Posted by Own_Attention_3392@reddit | LocalLLaMA | View on Reddit | 3 comments

My wife is a hardcore amateur genealogist and occasionally spends hours poring over old records trying to find links between people or locate new information about existing people through various means (matching birth/death dates, misspellings, etc). You know how it is -- the older the data, the less reliable it is.

Anyway, I've been mulling over how to approach throwing some AI at the problem. I'm thinking if I can get CSV or JSON datasets, I can probably do some RAG magic with them, but I may also possibly need some agentic workflows in the mix. I understand the fundamentals of RAG, but haven't implemented it at any usable, realistic scale for anything to date. I also haven't had the need or opportunity to play with MCP, etc.

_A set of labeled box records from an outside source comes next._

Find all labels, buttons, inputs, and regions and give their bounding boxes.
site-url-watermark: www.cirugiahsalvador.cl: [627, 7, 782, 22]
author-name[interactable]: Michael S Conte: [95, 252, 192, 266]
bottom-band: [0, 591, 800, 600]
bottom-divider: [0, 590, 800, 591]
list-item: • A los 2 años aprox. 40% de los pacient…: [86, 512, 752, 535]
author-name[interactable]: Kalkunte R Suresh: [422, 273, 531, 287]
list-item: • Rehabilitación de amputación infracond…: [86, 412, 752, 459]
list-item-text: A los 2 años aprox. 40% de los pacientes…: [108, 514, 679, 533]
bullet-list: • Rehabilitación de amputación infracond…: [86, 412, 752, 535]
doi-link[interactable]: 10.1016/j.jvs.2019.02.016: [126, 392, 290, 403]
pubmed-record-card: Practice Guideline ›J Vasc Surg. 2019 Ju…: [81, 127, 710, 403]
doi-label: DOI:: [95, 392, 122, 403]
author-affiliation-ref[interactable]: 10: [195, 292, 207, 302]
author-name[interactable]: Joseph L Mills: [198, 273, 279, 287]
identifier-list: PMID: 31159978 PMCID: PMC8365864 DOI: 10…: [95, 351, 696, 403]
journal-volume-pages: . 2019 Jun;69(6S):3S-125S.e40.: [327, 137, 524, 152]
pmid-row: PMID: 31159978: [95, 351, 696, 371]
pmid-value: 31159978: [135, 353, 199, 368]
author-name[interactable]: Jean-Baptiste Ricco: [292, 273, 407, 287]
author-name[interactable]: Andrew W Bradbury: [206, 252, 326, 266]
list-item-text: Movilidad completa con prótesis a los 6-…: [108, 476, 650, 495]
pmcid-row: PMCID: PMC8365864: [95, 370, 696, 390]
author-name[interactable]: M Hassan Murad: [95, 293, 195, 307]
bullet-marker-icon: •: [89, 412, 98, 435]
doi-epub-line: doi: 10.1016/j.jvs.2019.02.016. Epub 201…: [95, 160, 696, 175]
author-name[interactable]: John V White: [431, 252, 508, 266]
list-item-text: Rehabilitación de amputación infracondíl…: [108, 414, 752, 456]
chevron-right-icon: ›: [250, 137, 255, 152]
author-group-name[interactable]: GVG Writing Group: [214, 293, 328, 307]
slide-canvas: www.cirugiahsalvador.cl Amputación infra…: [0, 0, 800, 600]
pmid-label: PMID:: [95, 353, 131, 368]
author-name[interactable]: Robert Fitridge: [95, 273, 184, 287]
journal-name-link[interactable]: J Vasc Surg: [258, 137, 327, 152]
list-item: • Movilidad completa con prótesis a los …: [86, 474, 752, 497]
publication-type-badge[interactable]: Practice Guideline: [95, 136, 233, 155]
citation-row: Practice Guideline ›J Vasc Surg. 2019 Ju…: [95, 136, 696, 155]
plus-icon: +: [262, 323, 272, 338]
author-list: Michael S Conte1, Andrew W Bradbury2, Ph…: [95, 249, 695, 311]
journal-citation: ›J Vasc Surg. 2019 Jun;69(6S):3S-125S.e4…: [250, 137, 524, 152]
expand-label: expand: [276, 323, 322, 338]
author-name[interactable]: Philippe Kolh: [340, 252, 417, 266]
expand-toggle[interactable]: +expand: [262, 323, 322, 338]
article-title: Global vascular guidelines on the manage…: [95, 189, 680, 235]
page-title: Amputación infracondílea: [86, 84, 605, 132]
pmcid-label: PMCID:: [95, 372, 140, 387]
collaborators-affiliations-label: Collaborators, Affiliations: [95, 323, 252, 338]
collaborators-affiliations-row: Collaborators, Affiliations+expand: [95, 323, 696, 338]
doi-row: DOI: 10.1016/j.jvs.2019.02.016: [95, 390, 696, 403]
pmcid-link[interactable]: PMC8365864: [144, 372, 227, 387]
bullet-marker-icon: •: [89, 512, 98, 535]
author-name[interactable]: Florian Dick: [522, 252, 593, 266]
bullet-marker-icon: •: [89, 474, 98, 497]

So I'm really just fishing for ideas here and hoping to fill in some knowledge gaps.

Getting appropriate datasets is a bit of a problem, but that's something I can solve -- I'm a software developer so I can handle any sort of data transformation if I'm getting heterogenous datasets and need to make them consistent. I can also bang out code in Python if I need to glue anything together with some custom nonsense.

I'm starting with her existing family tree in GEDCOM format, which I've successfully converted to JSON. I don't think the current structure is very RAG friendly though, so I want to revisit that. My first attempts were just loading LM Studio, attaching the JSON file, and seeing what happened. That did not go well. Simple questions like "What's the relationship between Person X and Person Y?" were wildly unsuccessful. No, she is not married to her grandfather, but thanks for trying, Mister LLM. So now I'm officially out of my depth.

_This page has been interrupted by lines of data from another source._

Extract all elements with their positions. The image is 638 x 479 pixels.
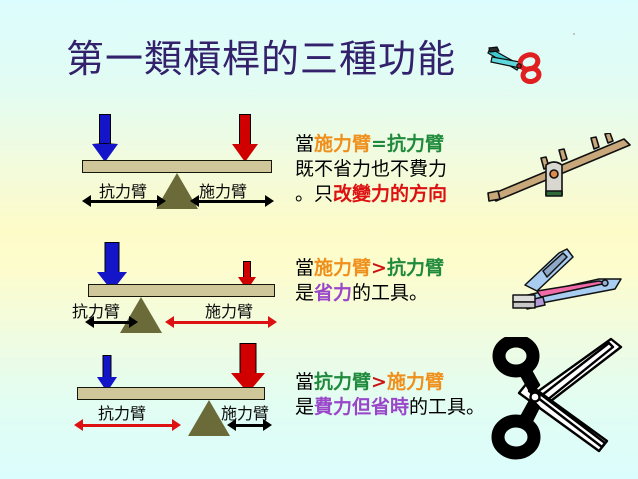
exp3-term-resistance: 抗力臂 bbox=[314, 371, 371, 393]
lever-beam-1 bbox=[82, 160, 272, 173]
exp1-term-effort: 施力臂 bbox=[314, 133, 371, 155]
force-arrow-blue-1 bbox=[92, 114, 118, 162]
resistance-measure-1 bbox=[82, 195, 166, 208]
exp2-term-effort: 施力臂 bbox=[314, 257, 371, 279]
effort-measure-1 bbox=[190, 195, 274, 208]
explanation-effort-longer: 當施力臂>抗力臂 是省力的工具。 bbox=[295, 256, 444, 306]
exp2-line2-prefix: 是 bbox=[295, 282, 314, 304]
force-arrow-red-1 bbox=[232, 114, 258, 162]
explanation-resistance-longer: 當抗力臂>施力臂 是費力但省時的工具。 bbox=[295, 370, 485, 420]
exp3-operator: > bbox=[371, 371, 387, 393]
lever-beam-3 bbox=[77, 387, 265, 400]
nail-clipper-icon bbox=[495, 245, 635, 317]
decorative-dot bbox=[573, 33, 575, 35]
exp1-prefix: 當 bbox=[295, 133, 314, 155]
exp1-operator: = bbox=[371, 133, 387, 155]
lever-beam-2 bbox=[88, 284, 275, 297]
resistance-measure-3 bbox=[74, 419, 181, 432]
exp3-prefix: 當 bbox=[295, 371, 314, 393]
exp1-line2: 既不省力也不費力 bbox=[295, 157, 447, 182]
seesaw-icon bbox=[484, 133, 636, 211]
resistance-measure-2 bbox=[85, 316, 138, 329]
slide-canvas: 第一類槓桿的三種功能 抗力臂 施力 bbox=[0, 0, 638, 479]
exp3-term-effort: 施力臂 bbox=[387, 371, 444, 393]
explanation-equal-arms: 當施力臂=抗力臂 既不省力也不費力 。只改變力的方向 bbox=[295, 132, 447, 207]
force-arrow-red-3 bbox=[231, 343, 265, 393]
exp2-prefix: 當 bbox=[295, 257, 314, 279]
open-scissors-icon bbox=[487, 337, 633, 461]
force-arrow-blue-2 bbox=[97, 242, 127, 290]
page-title: 第一類槓桿的三種功能 bbox=[66, 28, 456, 83]
effort-measure-3 bbox=[227, 419, 272, 432]
effort-measure-2 bbox=[165, 316, 277, 329]
exp2-operator: > bbox=[371, 257, 387, 279]
scissors-icon bbox=[487, 38, 549, 84]
exp2-line2-emphasis: 省力 bbox=[314, 282, 352, 304]
exp3-line2-prefix: 是 bbox=[295, 396, 314, 418]
exp2-term-resistance: 抗力臂 bbox=[387, 257, 444, 279]
exp3-line2-emphasis: 費力但省時 bbox=[314, 396, 409, 418]
exp1-line3-prefix: 。只 bbox=[295, 183, 333, 205]
exp3-line2-suffix: 的工具。 bbox=[409, 396, 485, 418]
exp2-line2-suffix: 的工具。 bbox=[352, 282, 428, 304]
exp1-term-resistance: 抗力臂 bbox=[387, 133, 444, 155]
exp1-line3-emphasis: 改變力的方向 bbox=[333, 183, 447, 205]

I have an RTX 5090 and 64 GB of system memory (which I'm hoping to turn into 128 GB if RAM prices drop a bit for black Friday), and I have no problem with getting a runpod instance or similar going if I need more computing horsepower to mess around with this stuff. I'm not super concerned about which model I'm using, I think GLM Air or GPT OSS (both of which I already run for other stuff) would probably be good candidates.

I'm hoping to open up a conversation on the topic because this could be an interesting subject for other people looking to accomplish the same thing if I can find a reliable workflow and toolchain. Thanks, smart LLM people!